Poland's preparations for a Russian attack

Next, we will talk about the components of Poland's preparation for new threats and how Poland is transforming. The threats associated with Russia's actions are growing, and many Polish politicians, many former and current Polish military officers say that we need to prepare for a clash with Russia. In particular, the former Chief of the General Staff, General Andrzejczak, said just the day before yesterday that in two years, sooner or later, there will be military clashes between NATO countries, Poland and Russia.

"First of all, I must say that Andrzejczak was not the only one who said this. If I'm not mistaken, the head of the National Security Bureau also expressed such thoughts, and he also said that we have about two and a half, maybe three years before the moment when there is a threat that Russia will be able to attack Poland. In fact, we have this time to prepare. First of all, to raise Poland's defense capabilities so that this does not happen, so that our armed forces are so armed, prepared, and so that society, the whole country, is so prepared for this threat that such a war could not become a reality," emphasized Dariusz Materniak, director of the Poland-Ukraine Center.

Cooperation between Ukraine and Poland

Materniak believes that there are many myths in the relations between the two countries, and therefore it is difficult to talk about real cooperation in the defense sector.

According to him, the vast majority of Poles know that they have supplied a lot of different types of weapons to Ukraine, but only a minority understands and knows that there are certain projects of defense cooperation between Poland and Ukraine.

"We are talking about the production and sale to Ukraine of drones or ammunition, primarily artillery, which are primarily made for the needs of Ukrainian Armed Forces; about soldiers' training, which takes place in Poland, in Polish training centers.
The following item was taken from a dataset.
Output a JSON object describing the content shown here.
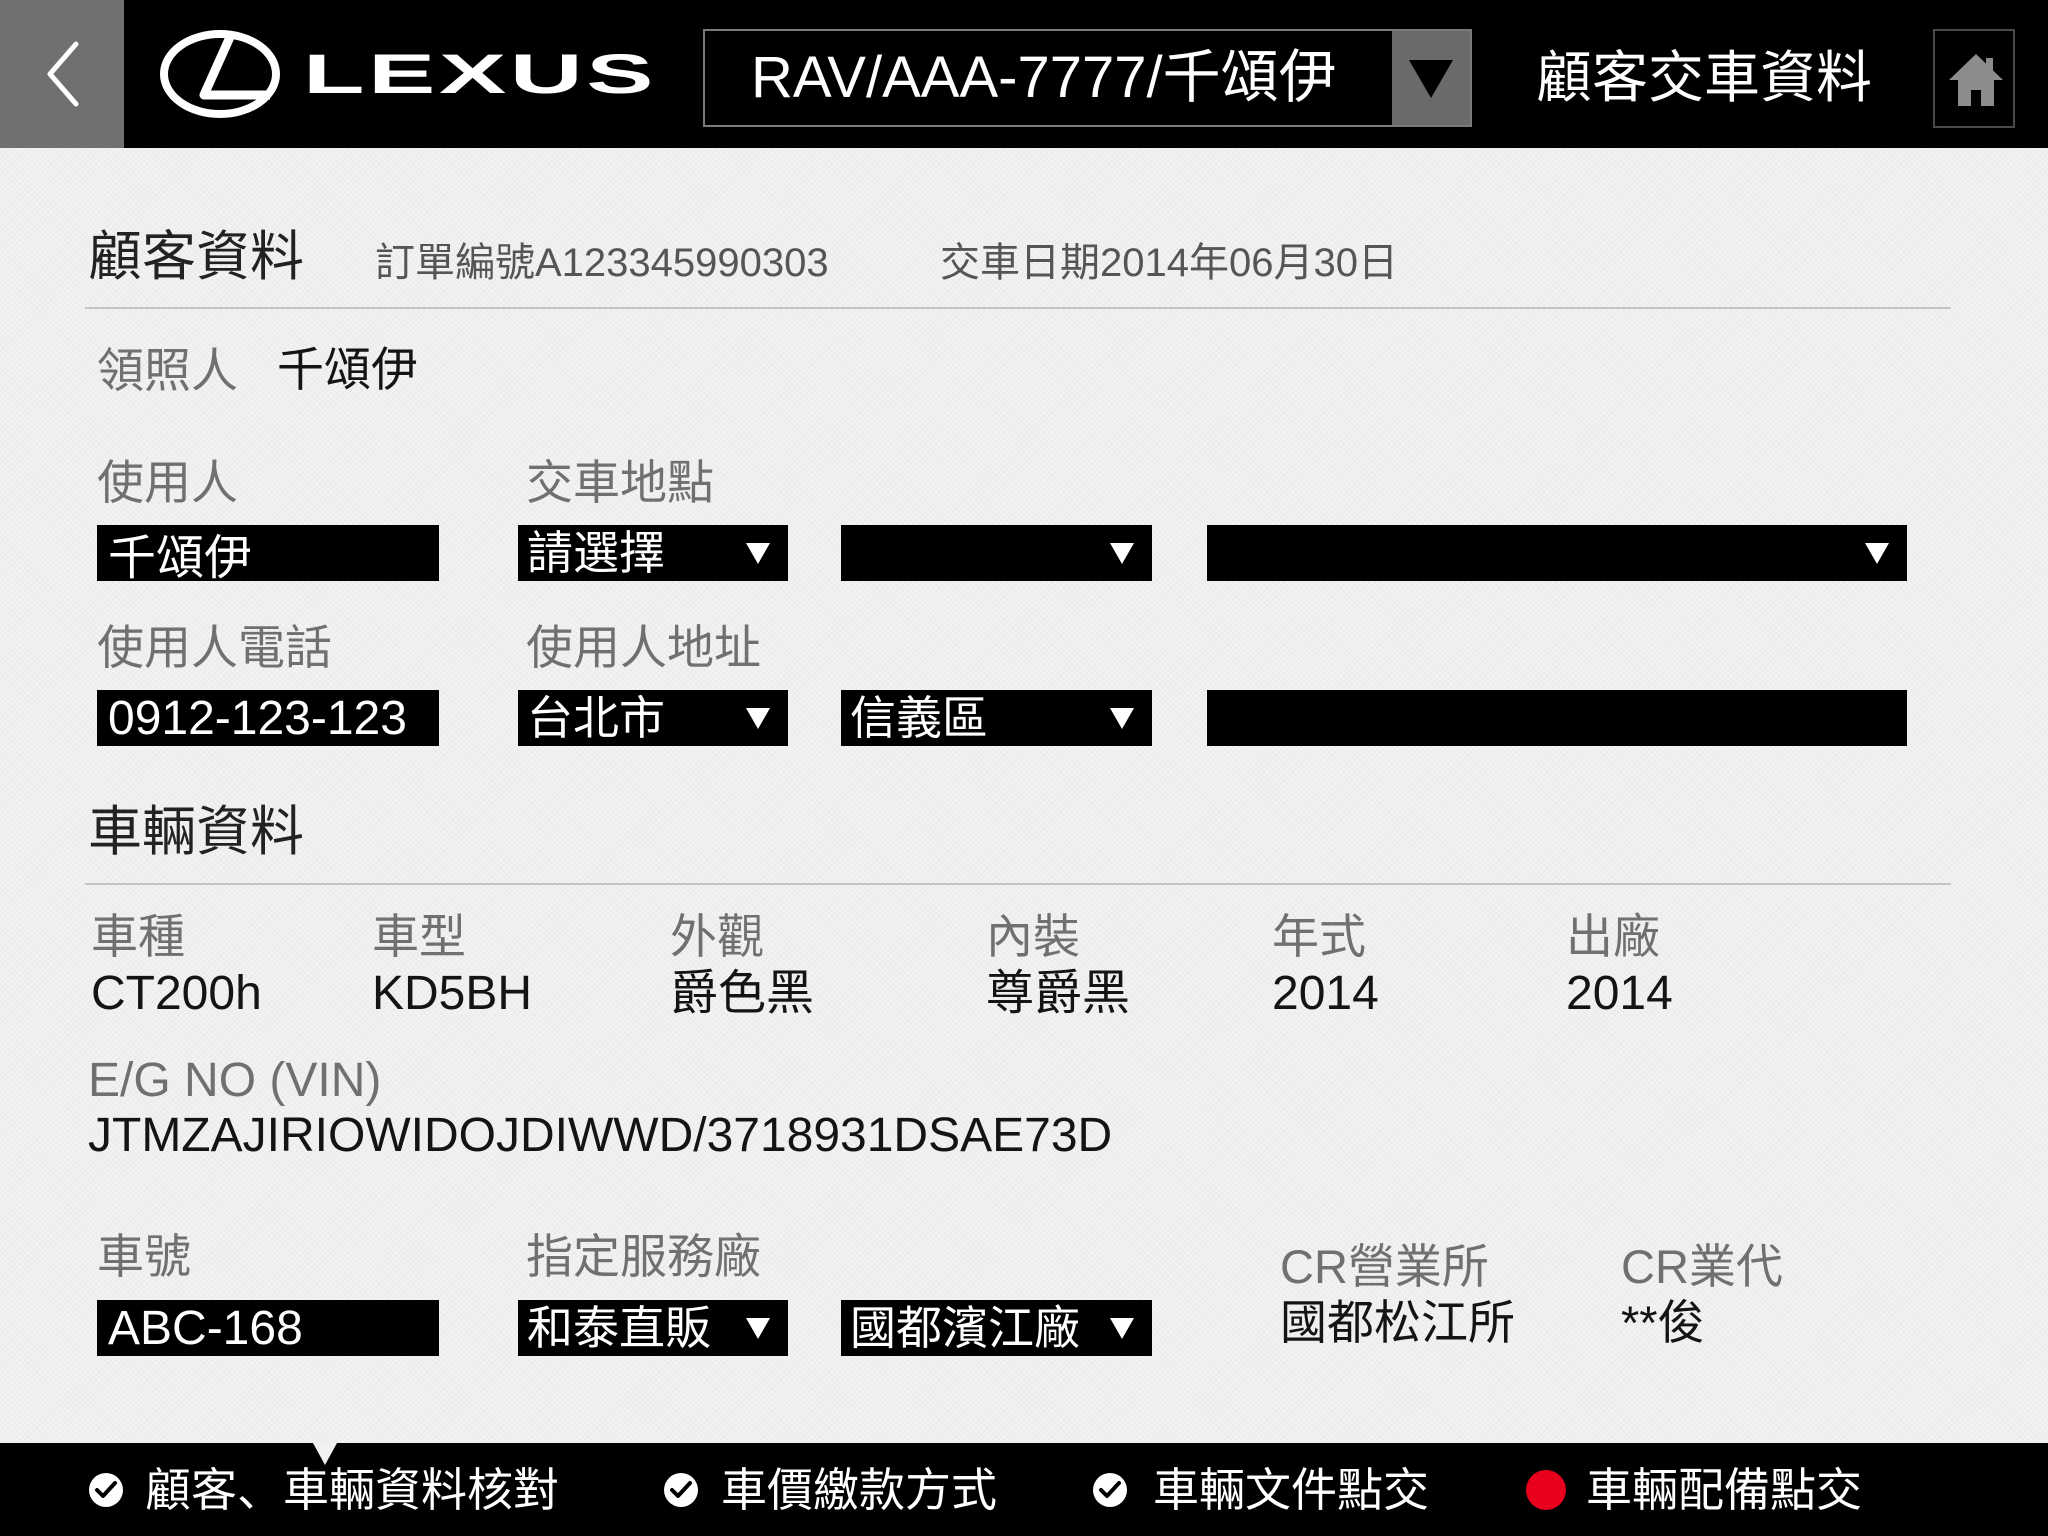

In fact, the majority of society does not know about this, and does not think that after this first important period in 2022, cooperation will continue," explains the head of the Poland-Ukraine Center.

He emphasized that Poland's security also depends on the outcome of the war that is currently taking place in Ukraine. It is important for Poland that Ukraine wins this war.

Contract for Krab howitzer purchase

According to preliminary data, the contract with the Polish manufacturer should be completed this year, meaning that all howitzers should be delivered by the end of 2024.

The head of the Poland-Ukraine Center said that no negative information about these agreements has been reported so far.

"This contract for Krab (Polish self-propelled howitzer of 155 mm caliber - ed.) for the Ukrainian Armed Forces has, so to speak, the highest priority when it comes to what is currently being implemented under contracts with this manufacturer. The same applies to the supply of 155 mm ammunition specifically for Krab, as well as the contract for the modernization and repair of German tanks. Even though we don't talk about it every day, these processes are happening and they benefit both Ukraine and Poland," he explained.

EU funds for the defense industry

The European Commission has decided to allocate EUR 500 million to increase the production of artillery ammunition in the EU to further assist Ukraine and replenish its stockpiles. Poland received EUR 2 million, which caused surprise in the expert community.

According to Materniak, Polish companies submitted only two applications for EUR 11 million, which is why the things unfolded this way. Only in 2022 did Polish arms manufacturers begin to actively develop their companies: "This year we have reached up to 25,000 pieces per year and this money that we will receive from the European Union will help in this process, but I must say that this is a path for at least several years to increase these capacities, to make them so large that they can meet the needs of the Armed Forces of Ukraine, our armed forces and in the future our allies."